“It’s funny: when you asked this before, I was so optimistic that the US could guide and address this in time,” said Rachel Widome, associate professor at the University of Minnesota. “I told you I thought it would be better now. I was very wrong you are dramatically worse. “
Most scientists say that around 70 percent of the population must be immune for the United States to achieve herd immunity if the virus slows down or stops significantly. Herd immunity is critical to allowing people to safely resume many areas of life and the quickest and safest way to achieve this is through vaccination. Moncef Slaoui, director of the government’s Operation Warp Speed vaccine development program, said this week that vaccines may be rolled out fast enough for the United States to achieve herd immunity by early summer. However, scientists do not yet know if people who have been vaccinated can still spread the virus.

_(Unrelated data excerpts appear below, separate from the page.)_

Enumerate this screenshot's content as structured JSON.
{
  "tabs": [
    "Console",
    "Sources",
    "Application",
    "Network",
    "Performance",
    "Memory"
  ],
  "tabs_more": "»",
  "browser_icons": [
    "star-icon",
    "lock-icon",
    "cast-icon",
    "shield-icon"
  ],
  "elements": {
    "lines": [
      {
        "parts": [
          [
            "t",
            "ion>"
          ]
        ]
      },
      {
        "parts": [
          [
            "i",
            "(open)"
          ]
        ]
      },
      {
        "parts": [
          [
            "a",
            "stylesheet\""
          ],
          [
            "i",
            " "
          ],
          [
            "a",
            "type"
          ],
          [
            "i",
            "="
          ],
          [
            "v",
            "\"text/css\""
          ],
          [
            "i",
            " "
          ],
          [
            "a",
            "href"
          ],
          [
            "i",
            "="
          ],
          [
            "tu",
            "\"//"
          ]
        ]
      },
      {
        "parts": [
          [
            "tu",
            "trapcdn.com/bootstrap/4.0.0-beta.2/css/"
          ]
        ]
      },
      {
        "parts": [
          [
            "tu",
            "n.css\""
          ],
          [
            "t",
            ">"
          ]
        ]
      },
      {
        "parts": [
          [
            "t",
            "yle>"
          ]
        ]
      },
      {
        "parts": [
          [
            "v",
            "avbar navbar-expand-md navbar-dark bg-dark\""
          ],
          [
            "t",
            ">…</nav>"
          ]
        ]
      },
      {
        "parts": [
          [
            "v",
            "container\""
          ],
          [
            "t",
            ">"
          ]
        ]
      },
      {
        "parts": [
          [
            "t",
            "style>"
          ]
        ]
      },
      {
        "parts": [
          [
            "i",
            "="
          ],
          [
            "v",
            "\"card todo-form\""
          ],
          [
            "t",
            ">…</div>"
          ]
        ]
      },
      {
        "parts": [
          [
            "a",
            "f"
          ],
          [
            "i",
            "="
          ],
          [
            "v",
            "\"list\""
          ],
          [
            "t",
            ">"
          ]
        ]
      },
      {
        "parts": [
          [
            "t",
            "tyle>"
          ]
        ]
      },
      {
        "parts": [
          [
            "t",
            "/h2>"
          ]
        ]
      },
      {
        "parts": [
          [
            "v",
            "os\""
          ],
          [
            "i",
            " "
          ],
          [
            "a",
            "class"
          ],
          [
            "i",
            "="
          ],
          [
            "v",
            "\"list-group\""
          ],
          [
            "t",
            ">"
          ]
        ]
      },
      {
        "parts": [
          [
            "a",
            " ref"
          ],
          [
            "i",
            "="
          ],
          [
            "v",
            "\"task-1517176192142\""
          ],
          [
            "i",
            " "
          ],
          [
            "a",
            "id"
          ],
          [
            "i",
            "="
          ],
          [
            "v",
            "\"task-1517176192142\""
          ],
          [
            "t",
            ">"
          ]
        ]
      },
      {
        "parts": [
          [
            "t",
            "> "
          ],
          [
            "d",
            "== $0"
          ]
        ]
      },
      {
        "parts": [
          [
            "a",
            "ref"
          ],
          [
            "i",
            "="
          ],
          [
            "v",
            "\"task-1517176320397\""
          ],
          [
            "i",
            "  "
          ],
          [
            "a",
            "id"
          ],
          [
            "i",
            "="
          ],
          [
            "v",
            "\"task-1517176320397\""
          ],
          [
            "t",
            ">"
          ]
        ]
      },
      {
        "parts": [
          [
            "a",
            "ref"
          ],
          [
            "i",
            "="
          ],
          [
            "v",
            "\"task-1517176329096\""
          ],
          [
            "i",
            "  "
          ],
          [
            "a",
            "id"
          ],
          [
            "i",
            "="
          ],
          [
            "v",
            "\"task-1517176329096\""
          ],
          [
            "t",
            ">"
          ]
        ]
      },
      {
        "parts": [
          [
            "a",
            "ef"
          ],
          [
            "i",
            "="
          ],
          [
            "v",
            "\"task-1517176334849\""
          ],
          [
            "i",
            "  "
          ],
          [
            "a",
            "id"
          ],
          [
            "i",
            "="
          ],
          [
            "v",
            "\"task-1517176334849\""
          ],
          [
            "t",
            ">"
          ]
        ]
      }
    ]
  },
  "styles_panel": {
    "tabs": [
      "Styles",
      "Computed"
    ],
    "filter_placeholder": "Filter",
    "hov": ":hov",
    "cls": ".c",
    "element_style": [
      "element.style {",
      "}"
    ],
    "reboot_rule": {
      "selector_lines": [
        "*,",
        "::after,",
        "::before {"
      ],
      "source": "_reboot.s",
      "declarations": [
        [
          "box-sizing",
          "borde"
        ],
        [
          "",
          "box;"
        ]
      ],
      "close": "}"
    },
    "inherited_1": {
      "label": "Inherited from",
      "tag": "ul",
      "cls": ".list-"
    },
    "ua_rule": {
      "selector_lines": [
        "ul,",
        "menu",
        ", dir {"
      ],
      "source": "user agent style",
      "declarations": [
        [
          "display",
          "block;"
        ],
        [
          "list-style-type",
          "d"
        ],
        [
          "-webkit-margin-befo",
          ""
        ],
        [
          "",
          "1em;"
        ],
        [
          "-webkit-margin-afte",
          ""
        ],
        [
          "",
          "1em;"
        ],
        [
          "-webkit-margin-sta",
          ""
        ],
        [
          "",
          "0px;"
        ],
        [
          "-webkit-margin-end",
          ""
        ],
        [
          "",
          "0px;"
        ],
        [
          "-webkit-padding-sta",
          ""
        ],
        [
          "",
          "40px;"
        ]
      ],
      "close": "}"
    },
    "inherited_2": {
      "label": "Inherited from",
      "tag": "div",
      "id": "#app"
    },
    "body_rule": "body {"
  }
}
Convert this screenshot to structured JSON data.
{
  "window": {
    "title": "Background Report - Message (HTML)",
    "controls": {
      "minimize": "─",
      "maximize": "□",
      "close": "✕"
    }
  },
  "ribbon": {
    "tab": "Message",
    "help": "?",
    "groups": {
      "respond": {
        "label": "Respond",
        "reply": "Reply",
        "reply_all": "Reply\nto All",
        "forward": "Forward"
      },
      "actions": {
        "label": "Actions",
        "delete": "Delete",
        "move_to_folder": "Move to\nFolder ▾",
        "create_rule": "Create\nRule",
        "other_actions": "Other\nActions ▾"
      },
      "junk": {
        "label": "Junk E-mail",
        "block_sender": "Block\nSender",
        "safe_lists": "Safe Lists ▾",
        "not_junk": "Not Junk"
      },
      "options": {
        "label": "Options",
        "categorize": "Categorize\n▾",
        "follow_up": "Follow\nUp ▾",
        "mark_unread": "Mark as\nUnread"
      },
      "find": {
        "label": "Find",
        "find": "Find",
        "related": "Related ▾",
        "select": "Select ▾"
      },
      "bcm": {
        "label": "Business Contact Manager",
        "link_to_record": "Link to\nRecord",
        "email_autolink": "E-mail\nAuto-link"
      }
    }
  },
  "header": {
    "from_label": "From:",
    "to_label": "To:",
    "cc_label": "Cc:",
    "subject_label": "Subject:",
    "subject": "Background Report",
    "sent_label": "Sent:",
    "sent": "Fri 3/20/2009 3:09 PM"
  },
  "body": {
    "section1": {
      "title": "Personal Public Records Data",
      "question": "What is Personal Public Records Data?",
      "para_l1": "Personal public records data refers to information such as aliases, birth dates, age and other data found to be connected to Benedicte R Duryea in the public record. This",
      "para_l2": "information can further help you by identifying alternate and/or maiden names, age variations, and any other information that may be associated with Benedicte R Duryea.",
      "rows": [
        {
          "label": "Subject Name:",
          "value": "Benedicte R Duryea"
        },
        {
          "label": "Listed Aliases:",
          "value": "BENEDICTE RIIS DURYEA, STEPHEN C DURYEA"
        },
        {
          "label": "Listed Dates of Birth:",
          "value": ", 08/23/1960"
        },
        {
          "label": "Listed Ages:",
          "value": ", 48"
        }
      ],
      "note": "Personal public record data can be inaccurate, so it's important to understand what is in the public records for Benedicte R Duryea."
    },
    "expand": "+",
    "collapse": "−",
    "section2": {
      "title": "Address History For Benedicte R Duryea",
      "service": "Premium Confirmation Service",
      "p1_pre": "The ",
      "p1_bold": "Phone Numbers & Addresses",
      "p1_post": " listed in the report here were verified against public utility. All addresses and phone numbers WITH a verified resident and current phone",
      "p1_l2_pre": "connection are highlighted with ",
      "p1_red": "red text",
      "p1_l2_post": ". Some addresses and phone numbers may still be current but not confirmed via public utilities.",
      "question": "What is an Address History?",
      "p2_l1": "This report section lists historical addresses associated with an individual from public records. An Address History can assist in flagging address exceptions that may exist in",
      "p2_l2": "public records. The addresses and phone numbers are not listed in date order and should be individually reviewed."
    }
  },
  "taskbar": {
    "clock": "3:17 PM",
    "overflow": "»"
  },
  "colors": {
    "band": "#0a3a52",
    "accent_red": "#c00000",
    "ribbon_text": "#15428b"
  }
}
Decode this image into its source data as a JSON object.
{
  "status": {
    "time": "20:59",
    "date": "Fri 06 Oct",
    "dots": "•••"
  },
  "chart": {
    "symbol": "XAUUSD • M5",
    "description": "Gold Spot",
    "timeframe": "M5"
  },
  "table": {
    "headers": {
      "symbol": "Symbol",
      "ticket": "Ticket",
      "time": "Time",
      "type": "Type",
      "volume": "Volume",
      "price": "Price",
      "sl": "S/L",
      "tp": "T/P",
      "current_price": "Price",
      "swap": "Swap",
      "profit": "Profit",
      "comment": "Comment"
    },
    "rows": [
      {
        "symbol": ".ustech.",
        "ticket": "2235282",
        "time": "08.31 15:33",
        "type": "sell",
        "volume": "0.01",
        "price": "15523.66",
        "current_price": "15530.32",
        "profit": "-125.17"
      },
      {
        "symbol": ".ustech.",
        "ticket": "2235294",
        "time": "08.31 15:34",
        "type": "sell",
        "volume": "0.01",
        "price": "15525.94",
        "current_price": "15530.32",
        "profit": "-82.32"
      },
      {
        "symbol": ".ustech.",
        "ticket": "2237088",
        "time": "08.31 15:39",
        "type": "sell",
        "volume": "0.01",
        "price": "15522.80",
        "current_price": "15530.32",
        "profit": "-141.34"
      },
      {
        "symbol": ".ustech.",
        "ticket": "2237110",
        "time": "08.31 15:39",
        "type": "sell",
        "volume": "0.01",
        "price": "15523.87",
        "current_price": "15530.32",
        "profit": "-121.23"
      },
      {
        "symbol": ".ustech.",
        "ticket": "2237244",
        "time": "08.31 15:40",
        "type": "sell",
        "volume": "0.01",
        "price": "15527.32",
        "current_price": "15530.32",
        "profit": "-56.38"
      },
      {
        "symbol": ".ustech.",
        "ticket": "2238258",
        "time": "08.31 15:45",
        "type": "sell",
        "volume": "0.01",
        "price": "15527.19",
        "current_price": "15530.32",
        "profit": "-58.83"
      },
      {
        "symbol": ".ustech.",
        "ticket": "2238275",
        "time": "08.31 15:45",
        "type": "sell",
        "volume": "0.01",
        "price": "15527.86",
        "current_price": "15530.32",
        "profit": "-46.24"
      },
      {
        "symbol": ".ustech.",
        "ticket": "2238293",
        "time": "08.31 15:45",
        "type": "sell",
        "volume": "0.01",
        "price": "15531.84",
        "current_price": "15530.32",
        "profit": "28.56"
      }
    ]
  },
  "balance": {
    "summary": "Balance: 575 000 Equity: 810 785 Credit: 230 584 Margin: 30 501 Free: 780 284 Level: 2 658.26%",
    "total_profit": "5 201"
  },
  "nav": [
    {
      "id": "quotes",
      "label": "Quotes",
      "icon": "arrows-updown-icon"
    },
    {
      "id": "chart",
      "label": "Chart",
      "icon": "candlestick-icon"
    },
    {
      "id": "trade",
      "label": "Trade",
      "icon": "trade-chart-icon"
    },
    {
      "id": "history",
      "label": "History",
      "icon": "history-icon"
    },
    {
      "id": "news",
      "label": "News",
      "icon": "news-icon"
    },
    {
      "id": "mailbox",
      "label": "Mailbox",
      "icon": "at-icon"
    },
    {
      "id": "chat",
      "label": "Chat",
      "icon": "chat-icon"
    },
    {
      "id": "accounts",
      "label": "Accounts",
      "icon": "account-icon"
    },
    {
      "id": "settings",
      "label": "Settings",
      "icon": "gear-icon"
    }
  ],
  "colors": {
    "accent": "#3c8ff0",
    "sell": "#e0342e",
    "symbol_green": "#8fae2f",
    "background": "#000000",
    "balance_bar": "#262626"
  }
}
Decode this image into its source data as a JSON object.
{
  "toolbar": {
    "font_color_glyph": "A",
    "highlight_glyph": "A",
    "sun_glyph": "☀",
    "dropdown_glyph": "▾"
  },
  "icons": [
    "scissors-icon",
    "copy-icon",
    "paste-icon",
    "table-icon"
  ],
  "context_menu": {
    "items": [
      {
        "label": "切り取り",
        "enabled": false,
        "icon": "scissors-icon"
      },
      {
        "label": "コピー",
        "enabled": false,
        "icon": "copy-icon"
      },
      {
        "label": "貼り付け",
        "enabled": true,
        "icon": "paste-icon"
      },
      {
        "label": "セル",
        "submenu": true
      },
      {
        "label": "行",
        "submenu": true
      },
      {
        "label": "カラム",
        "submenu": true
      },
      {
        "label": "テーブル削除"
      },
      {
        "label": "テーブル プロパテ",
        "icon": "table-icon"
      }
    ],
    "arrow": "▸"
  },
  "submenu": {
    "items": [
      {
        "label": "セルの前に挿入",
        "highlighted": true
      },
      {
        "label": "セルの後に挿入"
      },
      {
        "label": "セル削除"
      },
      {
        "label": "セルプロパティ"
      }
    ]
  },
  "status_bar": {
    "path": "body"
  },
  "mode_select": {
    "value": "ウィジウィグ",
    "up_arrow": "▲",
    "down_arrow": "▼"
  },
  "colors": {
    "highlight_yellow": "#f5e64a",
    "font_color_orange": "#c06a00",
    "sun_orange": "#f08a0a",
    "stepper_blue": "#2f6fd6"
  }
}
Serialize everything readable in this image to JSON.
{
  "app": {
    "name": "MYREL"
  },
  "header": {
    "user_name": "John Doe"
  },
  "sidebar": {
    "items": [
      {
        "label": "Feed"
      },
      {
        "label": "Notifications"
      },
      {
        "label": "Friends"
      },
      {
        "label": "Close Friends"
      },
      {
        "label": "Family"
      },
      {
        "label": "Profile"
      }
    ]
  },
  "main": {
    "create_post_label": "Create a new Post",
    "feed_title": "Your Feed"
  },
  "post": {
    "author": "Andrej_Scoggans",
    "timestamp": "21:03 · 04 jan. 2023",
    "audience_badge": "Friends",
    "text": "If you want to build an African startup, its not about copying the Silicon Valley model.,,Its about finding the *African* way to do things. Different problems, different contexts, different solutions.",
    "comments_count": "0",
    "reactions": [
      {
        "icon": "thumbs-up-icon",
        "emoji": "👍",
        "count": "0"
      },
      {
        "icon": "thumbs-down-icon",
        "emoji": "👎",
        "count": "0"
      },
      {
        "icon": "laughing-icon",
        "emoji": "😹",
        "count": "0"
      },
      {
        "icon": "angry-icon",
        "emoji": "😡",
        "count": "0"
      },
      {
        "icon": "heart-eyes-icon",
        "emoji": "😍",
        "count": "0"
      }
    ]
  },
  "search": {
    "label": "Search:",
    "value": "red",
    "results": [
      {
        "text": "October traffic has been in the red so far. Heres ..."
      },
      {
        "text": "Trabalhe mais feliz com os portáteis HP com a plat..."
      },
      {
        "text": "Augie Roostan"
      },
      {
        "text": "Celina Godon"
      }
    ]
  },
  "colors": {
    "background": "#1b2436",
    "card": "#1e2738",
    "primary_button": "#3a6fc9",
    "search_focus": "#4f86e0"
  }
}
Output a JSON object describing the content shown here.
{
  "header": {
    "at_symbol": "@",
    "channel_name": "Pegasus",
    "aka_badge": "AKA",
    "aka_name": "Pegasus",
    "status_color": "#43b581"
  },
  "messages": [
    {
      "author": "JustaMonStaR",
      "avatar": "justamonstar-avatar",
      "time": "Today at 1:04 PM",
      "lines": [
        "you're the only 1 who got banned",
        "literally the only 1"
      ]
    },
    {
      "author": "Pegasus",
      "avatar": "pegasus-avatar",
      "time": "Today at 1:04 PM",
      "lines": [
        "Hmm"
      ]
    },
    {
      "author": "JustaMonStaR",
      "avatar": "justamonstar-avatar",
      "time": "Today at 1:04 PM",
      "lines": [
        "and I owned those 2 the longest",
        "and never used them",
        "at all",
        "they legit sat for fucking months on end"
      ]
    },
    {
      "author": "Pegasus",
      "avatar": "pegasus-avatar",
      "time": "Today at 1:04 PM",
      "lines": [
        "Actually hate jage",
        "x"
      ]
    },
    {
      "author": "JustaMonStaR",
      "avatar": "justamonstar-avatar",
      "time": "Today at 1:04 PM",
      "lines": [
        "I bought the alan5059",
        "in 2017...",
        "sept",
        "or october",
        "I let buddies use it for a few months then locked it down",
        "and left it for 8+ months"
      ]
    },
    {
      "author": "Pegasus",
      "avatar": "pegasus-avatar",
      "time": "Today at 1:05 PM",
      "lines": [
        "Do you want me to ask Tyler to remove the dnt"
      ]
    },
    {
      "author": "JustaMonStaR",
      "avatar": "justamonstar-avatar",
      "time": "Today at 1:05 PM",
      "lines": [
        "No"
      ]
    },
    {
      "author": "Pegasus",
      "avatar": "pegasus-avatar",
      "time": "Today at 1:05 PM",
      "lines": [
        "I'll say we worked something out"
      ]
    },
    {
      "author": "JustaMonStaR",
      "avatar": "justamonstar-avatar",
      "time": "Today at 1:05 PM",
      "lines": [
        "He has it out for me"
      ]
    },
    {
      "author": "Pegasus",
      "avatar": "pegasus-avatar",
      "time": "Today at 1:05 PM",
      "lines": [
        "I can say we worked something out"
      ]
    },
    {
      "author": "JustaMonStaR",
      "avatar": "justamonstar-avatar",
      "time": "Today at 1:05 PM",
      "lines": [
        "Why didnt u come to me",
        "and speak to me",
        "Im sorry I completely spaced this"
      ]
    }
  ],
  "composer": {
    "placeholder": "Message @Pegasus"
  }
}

Almost a third of respondents said they would like to return to more activities of daily living after vaccination. Some said they would be comfortable doing certain things, like meeting people who had also been vaccinated. Some said they would wait until the country reached the herd immunity threshold and received a vaccine themselves.
“I would change some behaviors but not others,” said Gabriela Vazquez Benitez, a senior researcher at HealthPartners Institute, a nonprofit group. “I would do a few minimal trips, small indoor gatherings with other close relatives if I was vaccinated, but observe safety precautions like wearing a mask and social distancing.”
Since spring, 79 percent of epidemiologists have indicated that their assessment of various risks has changed and their behavior has adjusted accordingly. Science is a process, they said, and the virus is new, so even those who study it most carefully have learned something along the way.
Some said they were less concerned than last spring about socializing outdoors, touching surfaces, or sending young children to school. They were more concerned about indoor air transmission and the dangers of not wearing masks.
Around 8,000 epidemiologists were invited to take part in our survey, which was distributed by email to the members of the Society for Epidemiological Research and to individual scientists and was carried out from November 18 to December 2. Three quarters work in the academic field; A similar proportion is doing work that is at least partially related to the coronavirus.